5ghz radar DFS attack. #1192
Description
A 5ghz DOS attack using simulated DFS Radar noise forcing the AP to cease transmission a per DFS requirements nd changing chanel, details below.
Dynamic Frequency Selection (DFS) and Radar Detection in 5 GHz CPE Systems
DFS Requirements for 5 GHz CPE Devices
Wireless Customer Premises Equipment (CPE) operating in the 5 GHz band must comply with Dynamic Frequency Selection (DFS) regulations to avoid interfering with radar systems. Regulatory bodies like the FCC (USA), ETSI (Europe), and Industry Canada mandate DFS for specific 5 GHz channels (e.g., 5250–5350 MHz and 5470–5725 MHz) to protect incumbent radar services such as weather, aeronautical, and military radars.

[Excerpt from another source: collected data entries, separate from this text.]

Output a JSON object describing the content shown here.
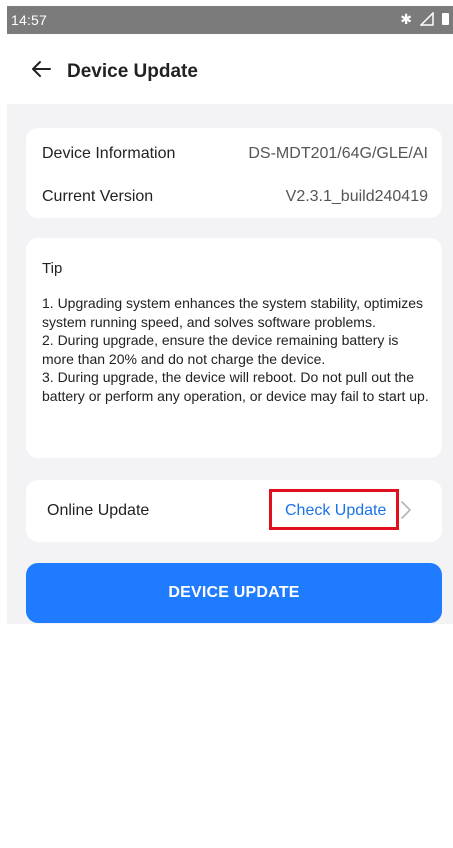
{
  "status_bar": {
    "time": "14:57",
    "icons": [
      "bluetooth-icon",
      "signal-icon",
      "battery-icon"
    ]
  },
  "header": {
    "back_icon": "arrow-left-icon",
    "title": "Device Update"
  },
  "device_info": {
    "rows": [
      {
        "label": "Device Information",
        "value": "DS-MDT201/64G/GLE/AI"
      },
      {
        "label": "Current Version",
        "value": "V2.3.1_build240419"
      }
    ]
  },
  "tip": {
    "title": "Tip",
    "items": [
      "1. Upgrading system enhances the system stability, optimizes system running speed, and solves software problems.",
      "2. During upgrade, ensure the device remaining battery is more than 20% and do not charge the device.",
      "3. During upgrade, the device will reboot. Do not pull out the battery or perform any operation, or device may fail to start up."
    ]
  },
  "online_update": {
    "label": "Online Update",
    "action": "Check Update",
    "chevron_icon": "chevron-right-icon"
  },
  "primary_button": {
    "label": "DEVICE UPDATE"
  },
  "colors": {
    "accent": "#1f7bff",
    "link": "#1a73e8",
    "highlight_box": "#e0101f",
    "status_bar": "#7b7b7b",
    "content_background": "#f3f3f5"
  }
}
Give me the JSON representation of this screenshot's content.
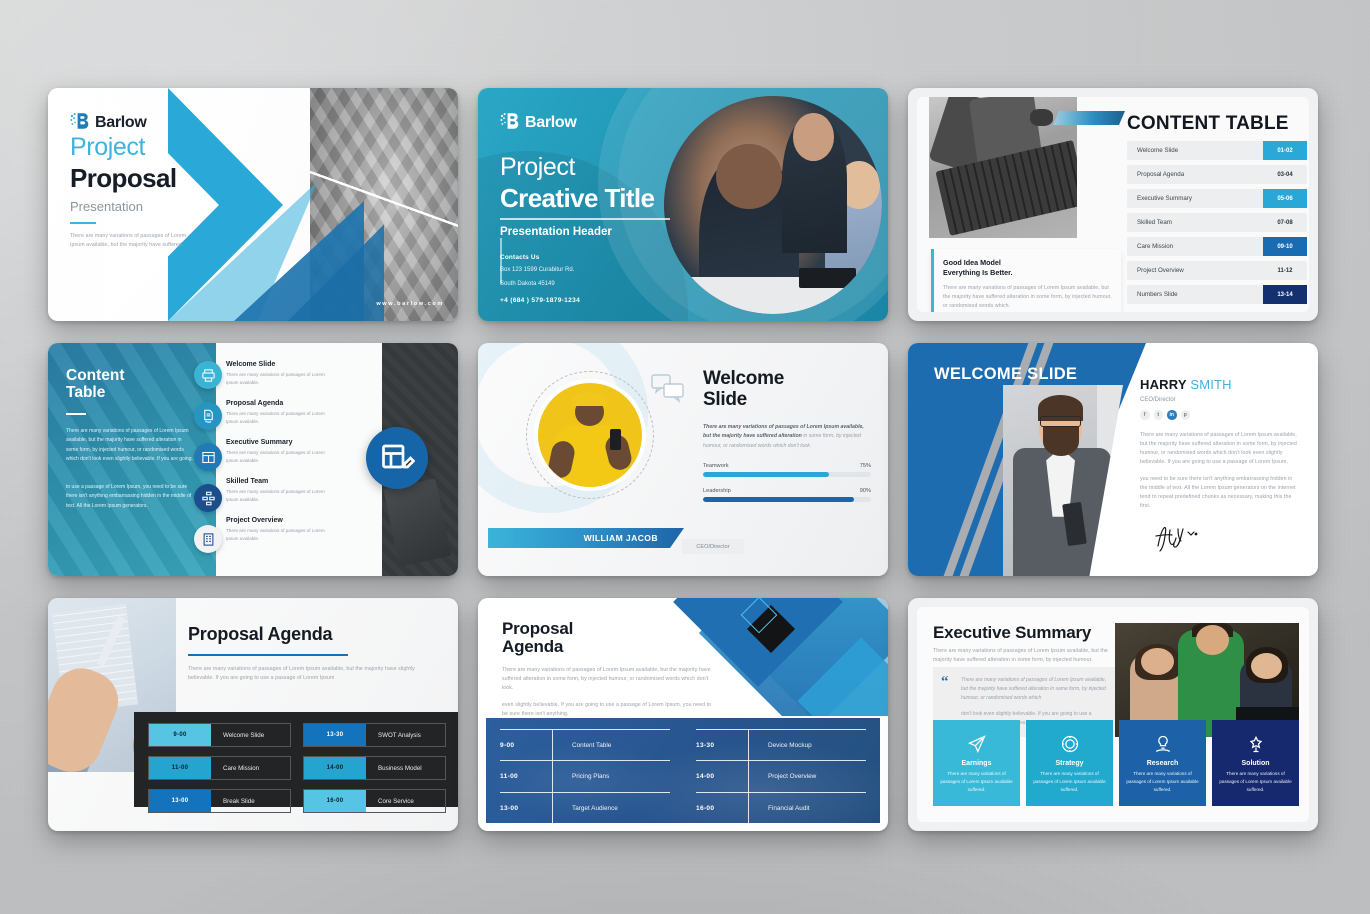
{
  "brand": {
    "name": "Barlow",
    "accent_cyan": "#3eb3dd",
    "accent_blue": "#1d6cb0",
    "accent_navy": "#1b3b74",
    "teal": "#2ba7c6"
  },
  "slide1": {
    "logo": "Barlow",
    "title_light": "Project",
    "title_bold": "Proposal",
    "subtitle": "Presentation",
    "body": "There are many variations of passages of Lorem Ipsum available, but the majority have suffered.",
    "website": "www.barlow.com"
  },
  "slide2": {
    "logo": "Barlow",
    "title_light": "Project",
    "title_bold": "Creative Title",
    "subtitle": "Presentation Header",
    "contacts_heading": "Contacts Us",
    "address_line1": "Box 123 1599 Curabitur Rd.",
    "address_line2": "South Dakota 45149",
    "phone": "+4 (684 ) 579-1879-1234"
  },
  "slide3": {
    "title": "CONTENT TABLE",
    "rows": [
      {
        "name": "Welcome Slide",
        "pages": "01-02",
        "style": "cyan"
      },
      {
        "name": "Proposal Agenda",
        "pages": "03-04",
        "style": "plain"
      },
      {
        "name": "Executive Summary",
        "pages": "05-06",
        "style": "cyan"
      },
      {
        "name": "Skilled Team",
        "pages": "07-08",
        "style": "plain"
      },
      {
        "name": "Care Mission",
        "pages": "09-10",
        "style": "blue"
      },
      {
        "name": "Project Overview",
        "pages": "11-12",
        "style": "plain"
      },
      {
        "name": "Numbers Slide",
        "pages": "13-14",
        "style": "navy"
      }
    ],
    "note_line1": "Good Idea Model",
    "note_line2": "Everything Is Better.",
    "note_body": "There are many variations of passages of Lorem Ipsum available, but the majority have suffered alteration in some form, by injected humour, or randomised words which."
  },
  "slide4": {
    "title_line1": "Content",
    "title_line2": "Table",
    "paragraph1": "There are many variations of passages of Lorem Ipsum available, but the majority have suffered alteration in some form, by injected humour, or randomised words which don't look even slightly believable. If you are going.",
    "paragraph2": "to use a passage of Lorem Ipsum, you need to be sure there isn't anything embarrassing hidden in the middle of text. All the Lorem Ipsum generators.",
    "items": [
      {
        "title": "Welcome Slide",
        "desc": "There are many variations of passages of Lorem Ipsum available.",
        "icon": "printer-icon",
        "color": "#39b4d3"
      },
      {
        "title": "Proposal Agenda",
        "desc": "There are many variations of passages of Lorem Ipsum available.",
        "icon": "document-hand-icon",
        "color": "#2596c4"
      },
      {
        "title": "Executive Summary",
        "desc": "There are many variations of passages of Lorem Ipsum available.",
        "icon": "layout-icon",
        "color": "#1f7ab5"
      },
      {
        "title": "Skilled Team",
        "desc": "There are many variations of passages of Lorem Ipsum available.",
        "icon": "org-chart-icon",
        "color": "#1a4f8c"
      },
      {
        "title": "Project Overview",
        "desc": "There are many variations of passages of Lorem Ipsum available.",
        "icon": "building-icon",
        "color": "#f1f2f3"
      }
    ]
  },
  "slide5": {
    "title_line1": "Welcome",
    "title_line2": "Slide",
    "body_bold": "There are many variations of passages of Lorem Ipsum available, but the majority have suffered alteration",
    "body_rest": " in some form, by injected humour, or randomised words which don't look.",
    "skills": [
      {
        "label": "Teamwork",
        "value": "75%",
        "pct": 75,
        "color": "#2ba7d4"
      },
      {
        "label": "Leadership",
        "value": "90%",
        "pct": 90,
        "color": "#1a66ae"
      }
    ],
    "person_name": "WILLIAM JACOB",
    "person_role": "CEO/Director"
  },
  "slide6": {
    "title": "WELCOME SLIDE",
    "name_first": "HARRY",
    "name_last": "SMITH",
    "role": "CEO/Director",
    "socials": [
      "f",
      "t",
      "in",
      "p"
    ],
    "paragraph1": "There are many variations of passages of Lorem Ipsum available, but the majority have suffered alteration in some form, by injected humour, or randomised words which don't look even slightly believable. If you are going to use a passage of Lorem Ipsum,",
    "paragraph2": "you need to be sure there isn't anything embarrassing hidden in the middle of text. All the Lorem Ipsum generators on the internet tend to repeat predefined chunks as necessary, making this the first."
  },
  "slide7": {
    "title": "Proposal Agenda",
    "body": "There are many variations of passages of Lorem Ipsum available, but the majority have slightly believable. If you are going to use a passage of Lorem Ipsum",
    "agenda": [
      {
        "time": "9-00",
        "label": "Welcome Slide",
        "color": "#55c5e3"
      },
      {
        "time": "13-30",
        "label": "SWOT Analysis",
        "color": "#1374bd"
      },
      {
        "time": "11-00",
        "label": "Care Mission",
        "color": "#25a4cf"
      },
      {
        "time": "14-00",
        "label": "Business Model",
        "color": "#25a4cf"
      },
      {
        "time": "13-00",
        "label": "Break Slide",
        "color": "#1374bd"
      },
      {
        "time": "16-00",
        "label": "Core Service",
        "color": "#55c5e3"
      }
    ]
  },
  "slide8": {
    "title_line1": "Proposal",
    "title_line2": "Agenda",
    "paragraph1": "There are many variations of passages of Lorem Ipsum available, but the majority have suffered alteration in some form, by injected humour, or randomised words which don't look.",
    "paragraph2": "even slightly believable. If you are going to use a passage of Lorem Ipsum, you need to be sure there isn't anything.",
    "left_rows": [
      {
        "time": "9-00",
        "label": "Content Table"
      },
      {
        "time": "11-00",
        "label": "Pricing Plans"
      },
      {
        "time": "13-00",
        "label": "Target Audience"
      }
    ],
    "right_rows": [
      {
        "time": "13-30",
        "label": "Device Mockup"
      },
      {
        "time": "14-00",
        "label": "Project Overview"
      },
      {
        "time": "16-00",
        "label": "Financial Audit"
      }
    ]
  },
  "slide9": {
    "title": "Executive Summary",
    "lead": "There are many variations of passages of Lorem Ipsum available, but the majority have suffered alteration in some form, by injected humour.",
    "quote_bold": "There are many variations of passages of Lorem Ipsum available, but the majority have suffered alteration in same form,",
    "quote_rest": " by injected humour, or randomised words which",
    "quote_body": "don't look even slightly believable. If you are going to use a passage of Lorem Ipsum, you need to be sure there isn't anything.",
    "cards": [
      {
        "title": "Earnings",
        "desc": "There are many variations of passages of Lorem Ipsum available suffered.",
        "color": "#39b9d8",
        "icon": "paper-plane-icon"
      },
      {
        "title": "Strategy",
        "desc": "There are many variations of passages of Lorem Ipsum available suffered.",
        "color": "#21aace",
        "icon": "target-coin-icon"
      },
      {
        "title": "Research",
        "desc": "There are many variations of passages of Lorem Ipsum available suffered.",
        "color": "#1d62a8",
        "icon": "idea-hand-icon"
      },
      {
        "title": "Solution",
        "desc": "There are many variations of passages of Lorem Ipsum available suffered.",
        "color": "#16296e",
        "icon": "puzzle-star-icon"
      }
    ]
  }
}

Radar Detection and Channel Monitoring
CPE devices must monitor DFS channels for radar signals before and during transmission. If radar is detected:
The device must stop transmitting within 260 ms.
It must vacate the channel and switch to an alternative DFS or non-DFS channel after a 60-second silent period to verify safety.
The device must broadcast a channel-switch announcement (CSA) to clients.
Key Regulatory and Technical References
ERC Report 15 (1992): Early study on radar-RLAN coexistence, establishing that no more than 6 radars should be within a 50 km radius of a RLAN to avoid harmful interference.
ETSI EN 301 893: Standard defining DFS requirements for RLANs in Europe, including detection sensitivity and channel selection procedures.
FCC and ETSI DFS Rules: Mandate detection of radar pulses as short as 0.5 μs and require devices to avoid channels with active radar signals.
EUMETNET Recommendations (2008): Highlight interference risks from 5 GHz RLANs to European C-band meteorological radars, with over 12 European countries reporting interference cases.
Conclusion
5 GHz CPE devices must implement robust DFS mechanisms to detect and respond to radar signals. Regulatory compliance is critical, especially in regions with high radar density. Testing with SDR tools and using advanced detection hardware can significantly improve reliability and reduce service disruptions.